Following on the heels of the successes and bounty the student feasted upon from the Empress, the student’s confidence is bolstered. Their ego receives a flush of energy from the unconscious contents that are rushing to consciousness as s/he moved from the High Priestess to the Empress. S/he is taking pride in their newfound channeling power, and is developing some awareness about the sort of responsibility that accompanies this new flush of personal power. At the Emperor stage, the student is becoming a leader and their ideas are providing direction for others. The initiate is boldly moving forward with courage, determination, self-mastery, achievement and ambition.
As the student familiarizes themselves with ego power, s/he moves into the house of the Hierophant where they will learn the power of belief. The Hierophant instructs the student about commitment to ongoing study.
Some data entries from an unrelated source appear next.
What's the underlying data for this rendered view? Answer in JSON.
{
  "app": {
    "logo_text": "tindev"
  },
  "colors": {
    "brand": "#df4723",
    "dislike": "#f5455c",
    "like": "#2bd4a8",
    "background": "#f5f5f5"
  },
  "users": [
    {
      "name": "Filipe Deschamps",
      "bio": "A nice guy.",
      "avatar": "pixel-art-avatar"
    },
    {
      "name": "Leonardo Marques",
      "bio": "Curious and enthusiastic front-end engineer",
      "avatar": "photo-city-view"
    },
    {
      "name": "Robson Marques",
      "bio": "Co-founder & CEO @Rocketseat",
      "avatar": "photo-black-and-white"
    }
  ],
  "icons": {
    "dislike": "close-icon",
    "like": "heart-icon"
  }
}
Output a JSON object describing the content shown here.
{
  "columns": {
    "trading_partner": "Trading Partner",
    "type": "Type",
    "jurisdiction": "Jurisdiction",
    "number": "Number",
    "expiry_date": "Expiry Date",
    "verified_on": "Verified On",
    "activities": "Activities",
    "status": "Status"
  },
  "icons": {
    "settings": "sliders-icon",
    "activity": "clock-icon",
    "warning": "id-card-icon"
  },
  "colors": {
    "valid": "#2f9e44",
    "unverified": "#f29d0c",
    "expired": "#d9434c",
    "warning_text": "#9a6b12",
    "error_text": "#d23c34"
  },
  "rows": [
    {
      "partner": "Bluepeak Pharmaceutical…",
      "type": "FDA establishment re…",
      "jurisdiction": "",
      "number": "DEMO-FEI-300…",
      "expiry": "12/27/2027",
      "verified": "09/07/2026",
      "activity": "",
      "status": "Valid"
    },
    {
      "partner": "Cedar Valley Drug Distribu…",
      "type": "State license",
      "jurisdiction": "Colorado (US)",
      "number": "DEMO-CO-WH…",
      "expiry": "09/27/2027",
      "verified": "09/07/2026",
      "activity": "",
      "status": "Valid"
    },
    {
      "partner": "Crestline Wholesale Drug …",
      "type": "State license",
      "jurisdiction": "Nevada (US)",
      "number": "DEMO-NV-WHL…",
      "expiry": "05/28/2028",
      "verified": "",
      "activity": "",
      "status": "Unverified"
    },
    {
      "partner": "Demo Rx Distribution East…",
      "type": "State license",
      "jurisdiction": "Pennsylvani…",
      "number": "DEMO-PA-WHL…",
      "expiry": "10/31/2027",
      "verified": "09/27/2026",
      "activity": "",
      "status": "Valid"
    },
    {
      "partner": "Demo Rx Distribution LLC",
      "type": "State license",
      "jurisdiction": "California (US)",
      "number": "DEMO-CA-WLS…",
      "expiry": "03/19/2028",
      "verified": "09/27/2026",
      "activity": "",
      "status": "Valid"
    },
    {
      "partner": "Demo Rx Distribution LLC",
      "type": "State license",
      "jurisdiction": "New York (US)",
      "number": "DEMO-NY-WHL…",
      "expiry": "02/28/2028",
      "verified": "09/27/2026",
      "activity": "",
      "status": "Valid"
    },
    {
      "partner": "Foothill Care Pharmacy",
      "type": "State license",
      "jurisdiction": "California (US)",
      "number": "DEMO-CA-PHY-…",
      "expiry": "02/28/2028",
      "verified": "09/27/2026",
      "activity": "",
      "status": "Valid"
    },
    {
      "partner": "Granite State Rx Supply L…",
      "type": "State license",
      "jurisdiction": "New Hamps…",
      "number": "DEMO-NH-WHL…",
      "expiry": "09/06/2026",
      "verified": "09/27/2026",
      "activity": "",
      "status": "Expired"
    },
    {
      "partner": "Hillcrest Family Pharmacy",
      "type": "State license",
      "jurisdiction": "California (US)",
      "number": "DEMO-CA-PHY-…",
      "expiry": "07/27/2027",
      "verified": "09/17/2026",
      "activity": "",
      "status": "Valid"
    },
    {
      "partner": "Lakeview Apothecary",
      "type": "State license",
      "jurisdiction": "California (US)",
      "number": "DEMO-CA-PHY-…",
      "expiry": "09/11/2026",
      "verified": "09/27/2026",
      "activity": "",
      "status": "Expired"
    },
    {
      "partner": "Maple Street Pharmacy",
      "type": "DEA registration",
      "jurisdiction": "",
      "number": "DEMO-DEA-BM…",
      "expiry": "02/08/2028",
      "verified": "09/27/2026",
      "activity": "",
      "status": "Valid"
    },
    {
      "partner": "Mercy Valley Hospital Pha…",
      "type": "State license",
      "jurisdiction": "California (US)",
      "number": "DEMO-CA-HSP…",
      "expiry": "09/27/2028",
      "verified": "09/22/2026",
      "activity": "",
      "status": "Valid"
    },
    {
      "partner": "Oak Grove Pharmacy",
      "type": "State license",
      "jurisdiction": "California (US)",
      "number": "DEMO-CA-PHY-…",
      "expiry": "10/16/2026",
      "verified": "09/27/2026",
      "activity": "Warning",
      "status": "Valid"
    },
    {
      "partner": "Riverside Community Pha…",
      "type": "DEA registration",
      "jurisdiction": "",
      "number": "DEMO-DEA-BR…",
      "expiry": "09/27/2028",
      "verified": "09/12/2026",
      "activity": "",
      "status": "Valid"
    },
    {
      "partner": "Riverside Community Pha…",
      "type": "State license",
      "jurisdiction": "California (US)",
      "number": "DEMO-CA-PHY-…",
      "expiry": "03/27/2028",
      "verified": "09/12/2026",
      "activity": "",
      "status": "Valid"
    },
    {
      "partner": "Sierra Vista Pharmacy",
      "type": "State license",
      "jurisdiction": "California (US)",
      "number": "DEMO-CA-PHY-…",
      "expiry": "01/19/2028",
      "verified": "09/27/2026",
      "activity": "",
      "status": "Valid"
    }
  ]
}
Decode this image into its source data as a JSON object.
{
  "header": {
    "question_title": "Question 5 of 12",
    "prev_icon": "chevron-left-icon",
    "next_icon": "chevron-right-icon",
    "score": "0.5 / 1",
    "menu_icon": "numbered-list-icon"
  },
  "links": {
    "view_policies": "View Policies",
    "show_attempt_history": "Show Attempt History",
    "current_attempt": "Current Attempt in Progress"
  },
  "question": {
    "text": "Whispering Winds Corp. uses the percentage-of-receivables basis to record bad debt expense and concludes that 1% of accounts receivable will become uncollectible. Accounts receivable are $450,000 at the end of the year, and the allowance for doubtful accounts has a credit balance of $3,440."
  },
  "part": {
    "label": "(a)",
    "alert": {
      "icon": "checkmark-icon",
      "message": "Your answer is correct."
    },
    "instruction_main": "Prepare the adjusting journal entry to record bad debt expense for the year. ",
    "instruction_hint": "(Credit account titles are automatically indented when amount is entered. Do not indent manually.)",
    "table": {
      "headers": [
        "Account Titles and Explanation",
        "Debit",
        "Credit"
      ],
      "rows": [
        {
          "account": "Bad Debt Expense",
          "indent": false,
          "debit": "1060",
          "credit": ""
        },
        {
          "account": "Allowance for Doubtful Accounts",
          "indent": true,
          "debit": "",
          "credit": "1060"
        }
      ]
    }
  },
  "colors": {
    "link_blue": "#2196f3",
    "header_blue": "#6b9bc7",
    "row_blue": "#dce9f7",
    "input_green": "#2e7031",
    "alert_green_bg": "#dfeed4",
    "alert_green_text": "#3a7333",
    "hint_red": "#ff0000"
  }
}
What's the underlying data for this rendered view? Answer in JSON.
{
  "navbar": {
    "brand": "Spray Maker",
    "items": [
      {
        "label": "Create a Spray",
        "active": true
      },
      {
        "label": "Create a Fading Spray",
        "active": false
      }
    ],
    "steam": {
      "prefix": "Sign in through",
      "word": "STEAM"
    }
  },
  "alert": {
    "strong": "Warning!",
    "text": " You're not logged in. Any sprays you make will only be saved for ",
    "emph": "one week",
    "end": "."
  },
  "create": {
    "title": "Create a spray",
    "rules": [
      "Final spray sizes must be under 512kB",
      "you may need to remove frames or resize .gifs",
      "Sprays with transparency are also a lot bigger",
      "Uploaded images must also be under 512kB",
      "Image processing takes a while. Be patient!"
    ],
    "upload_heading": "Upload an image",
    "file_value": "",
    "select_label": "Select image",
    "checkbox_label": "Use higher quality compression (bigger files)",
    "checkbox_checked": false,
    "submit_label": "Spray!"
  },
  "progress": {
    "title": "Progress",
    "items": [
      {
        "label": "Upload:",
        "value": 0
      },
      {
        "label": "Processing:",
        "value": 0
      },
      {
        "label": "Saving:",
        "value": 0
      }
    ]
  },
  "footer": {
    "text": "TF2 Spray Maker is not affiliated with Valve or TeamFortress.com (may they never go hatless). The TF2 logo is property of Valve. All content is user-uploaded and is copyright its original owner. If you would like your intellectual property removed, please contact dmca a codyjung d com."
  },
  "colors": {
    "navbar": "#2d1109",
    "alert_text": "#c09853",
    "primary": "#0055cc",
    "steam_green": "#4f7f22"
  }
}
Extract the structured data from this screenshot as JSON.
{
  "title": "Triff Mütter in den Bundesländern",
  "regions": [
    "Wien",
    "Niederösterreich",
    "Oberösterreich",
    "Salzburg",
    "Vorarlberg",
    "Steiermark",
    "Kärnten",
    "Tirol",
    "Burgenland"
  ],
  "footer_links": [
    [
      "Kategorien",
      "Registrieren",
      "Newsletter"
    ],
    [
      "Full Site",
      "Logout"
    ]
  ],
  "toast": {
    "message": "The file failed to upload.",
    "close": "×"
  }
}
The Hierophant sternly warns, “You still have much to learn about being diligent to do your readings with a profound stewardship towards your chosen profession. There will be those who are vulnerable to the words, tone and inflection you use during a reading. Be respectful and be wary of the potential for a puffed up ego that you tasted in the Emperor. The gift of reading will not come without moral responsibility, and a serious commitment to know your work.”
This is a time when the student examines what role their faith will play in their profession. The determine whether their teacher of the Tarot (whether this is a live, author or online teacher) is just, honest and caring. They go through an assessment of the depth of faith they have in themselves and whether they are judging themselves based upon a dogma or a true sense of common good. At this stage the student wrestles with dogma, social approval and conformity. Are they ready to rock the boat? Will their concern for appearances, manners and being nice outweigh their adherence to truth and independence? Both the Emperor and the Hierophant also represent a time for students to examine how patriarchy and it’s dogma have played a negative role in the formation of “shoulds” in their lives.